Keanu Reeves made a career out of portraying cyberpunk action heroes rebelling against dystopian overlords who happen to be sentient machines — among other iconic roles — so who better to ask about this brave new world of AI we're entering?

Actually, it was Reeves who broached the topic first, in an interview with Wired ahead of the release of his upcoming "John Wick: Chapter 4."

Describing himself as "interested in the storytelling of humans and their interactions with technologies," the beloved movie star had a few grievances to air out, on everything from ChatGPT to the Metaverse.

When Reeves asked interviewer Angela Watercutter if she thought a bot could be conducting this interview in the future, Watercutter responded that she wasn't worried it'd happen in her lifetime.

Reeves then looked her "dead in the eye" and said: "Oh no, you should be worried about that happening next month." Gulp.

Ironically, the interviewer later stumbled across a tweet about a writer's client replacing him with an AI. Telling Reeves about the story, Watercutter joked that he was "probably right about the bots."

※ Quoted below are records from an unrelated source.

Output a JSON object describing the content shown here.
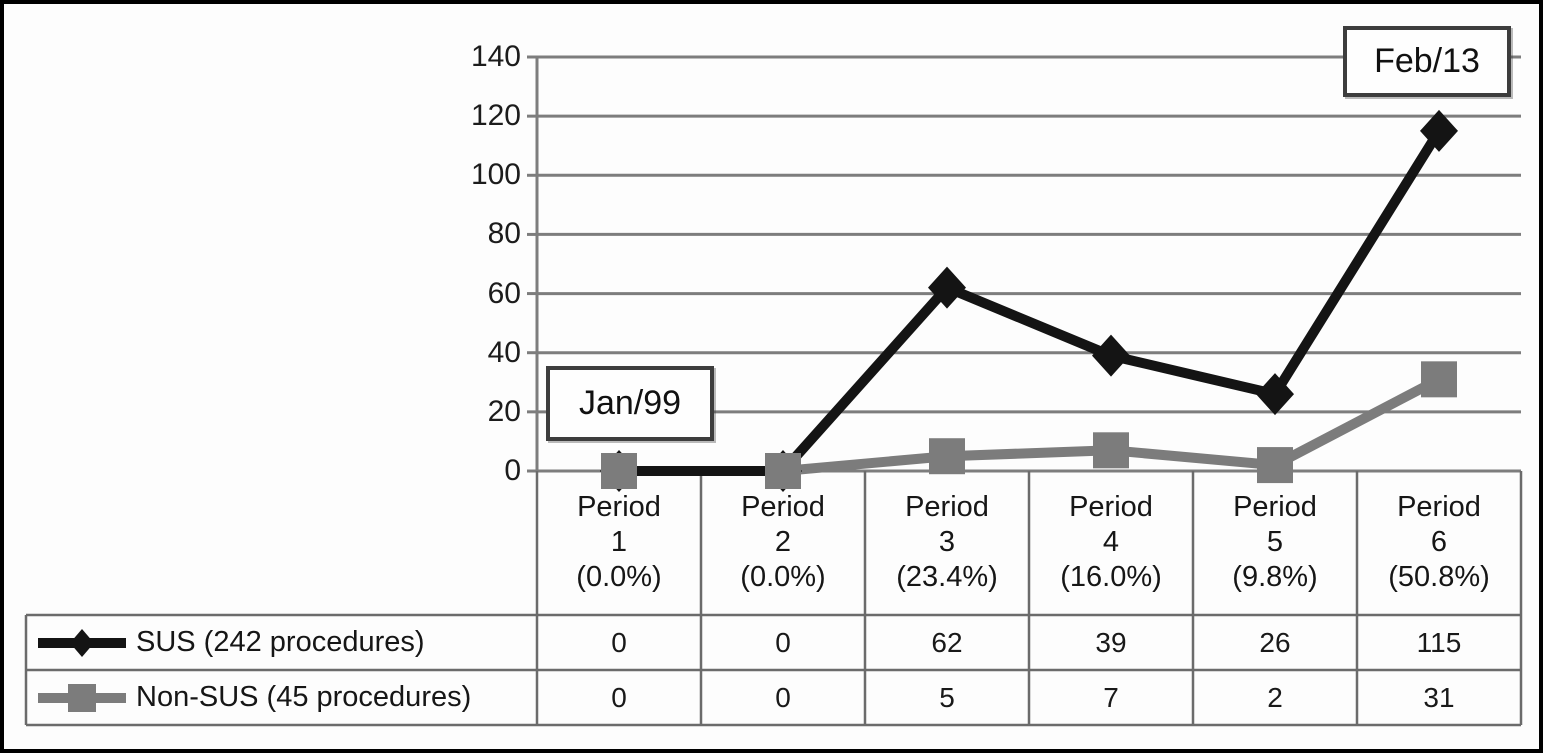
{
  "figure": {
    "description": "Line chart of procedures per period with data table",
    "background": "#fdfdfd",
    "border_color": "#000000"
  },
  "chart_data": {
    "type": "line",
    "categories": [
      "Period 1",
      "Period 2",
      "Period 3",
      "Period 4",
      "Period 5",
      "Period 6"
    ],
    "category_percentages": [
      "(0.0%)",
      "(0.0%)",
      "(23.4%)",
      "(16.0%)",
      "(9.8%)",
      "(50.8%)"
    ],
    "series": [
      {
        "name": "SUS (242 procedures)",
        "marker": "diamond",
        "color": "#141414",
        "values": [
          0,
          0,
          62,
          39,
          26,
          115
        ]
      },
      {
        "name": "Non-SUS (45 procedures)",
        "marker": "square",
        "color": "#7c7c7c",
        "values": [
          0,
          0,
          5,
          7,
          2,
          31
        ]
      }
    ],
    "ylim": [
      0,
      140
    ],
    "yticks": [
      0,
      20,
      40,
      60,
      80,
      100,
      120,
      140
    ],
    "grid": true,
    "legend_position": "bottom-left of table",
    "annotations": [
      {
        "text": "Jan/99",
        "anchor": "Period 1, near y=20"
      },
      {
        "text": "Feb/13",
        "anchor": "Period 6, near y=140"
      }
    ]
  },
  "colors": {
    "gridline": "#7d7d7d",
    "table_border": "#6b6b6b",
    "sus_series": "#141414",
    "non_sus_series": "#7c7c7c",
    "annotation_border": "#3d3d3d"
  }
}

Reeves didn't laugh. Instead, after giving her a "thoughtful look," he told her that corporations don't care about paying artists: "They don't give a fuck."

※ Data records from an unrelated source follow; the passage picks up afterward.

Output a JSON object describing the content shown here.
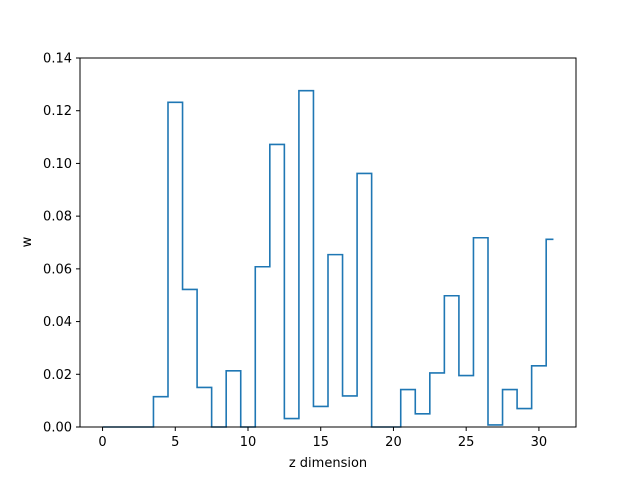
{
  "chart_data": {
    "type": "line",
    "drawstyle": "steps-mid",
    "title": "",
    "xlabel": "z dimension",
    "ylabel": "w",
    "xlim": [
      -1.55,
      32.55
    ],
    "ylim": [
      0,
      0.14
    ],
    "xticks": [
      0,
      5,
      10,
      15,
      20,
      25,
      30
    ],
    "yticks": [
      0.0,
      0.02,
      0.04,
      0.06,
      0.08,
      0.1,
      0.12,
      0.14
    ],
    "ytick_labels": [
      "0.00",
      "0.02",
      "0.04",
      "0.06",
      "0.08",
      "0.10",
      "0.12",
      "0.14"
    ],
    "grid": false,
    "series": [
      {
        "color": "#1f77b4",
        "x": [
          0,
          1,
          2,
          3,
          4,
          5,
          6,
          7,
          8,
          9,
          10,
          11,
          12,
          13,
          14,
          15,
          16,
          17,
          18,
          19,
          20,
          21,
          22,
          23,
          24,
          25,
          26,
          27,
          28,
          29,
          30,
          31
        ],
        "values": [
          0.0,
          0.0,
          0.0,
          0.0,
          0.0115,
          0.1232,
          0.0522,
          0.015,
          0.0,
          0.0213,
          0.0,
          0.0608,
          0.1072,
          0.0032,
          0.1276,
          0.0078,
          0.0654,
          0.0118,
          0.0962,
          0.0,
          0.0,
          0.0142,
          0.005,
          0.0205,
          0.0498,
          0.0195,
          0.0718,
          0.0008,
          0.0142,
          0.007,
          0.0232,
          0.0712
        ]
      }
    ]
  }
}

"The people who are paying you for your art would rather not pay you," he elaborated later in the interview. "They're actively seeking a way around you, because artists are tricky. Humans are messy."

Still, Reeves admitted that ChatGPT's ability to churn out scripts, even if it merely combines or rips off existing ideas, is "cool" — in classic Keanu fashion — but was doubtful of the AI's "intention" behind its synthesis.

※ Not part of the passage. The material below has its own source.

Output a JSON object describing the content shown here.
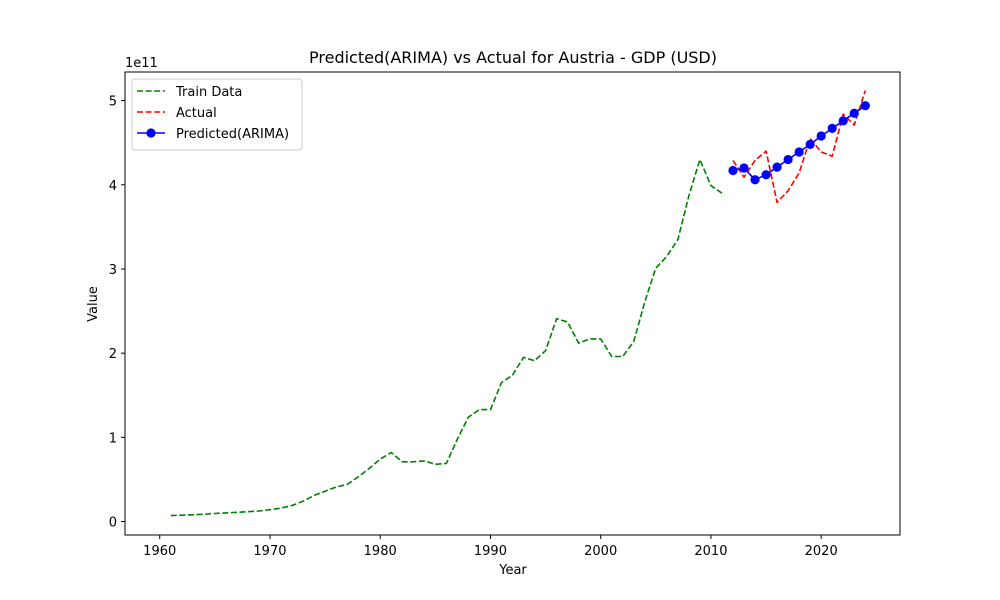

Keeping with the theme of the terrifying power of rapidly improving tech, Watercutter brought up deepfakes. Keanu — who famously stipulates in his recent contracts that his performances can't be digitally altered without his permission — is interested. But he's not a fan.

"When you give a performance in a film, you know you're going to be edited, but you're participating in that," he said. "If you go into deepfake land, it has none of your points of view. That's scary."

The One also had some wisdom to share on "people growing up with these tools," such as generative AIs.

"I was trying to explain the plot of 'The Matrix' to this 15-year-old once, and that the character I played was really fighting for what was real," Reeves recalled. "And this young person was just like, 'Who cares if it's real?'"

Ignorance is bliss, huh? Alright, Cypher.

"We're listening to music already that's made by AI in the style of Nirvana, there's NFT digital art," he continued. "It's cool, like, Look what the cute machines can make!"

"But there's a corporatocracy behind it that's looking to control those things," Reeves warned. "Culturally, socially, we're gonna be confronted by the value of real, or the nonvalue."

"It's this sensorium," he said, describing aspirations of building a metaverse. "It's spectacle. And it's a system of control and manipulation. We're on our knees looking at cave walls and seeing the projections, and we're not having the chance to look behind us."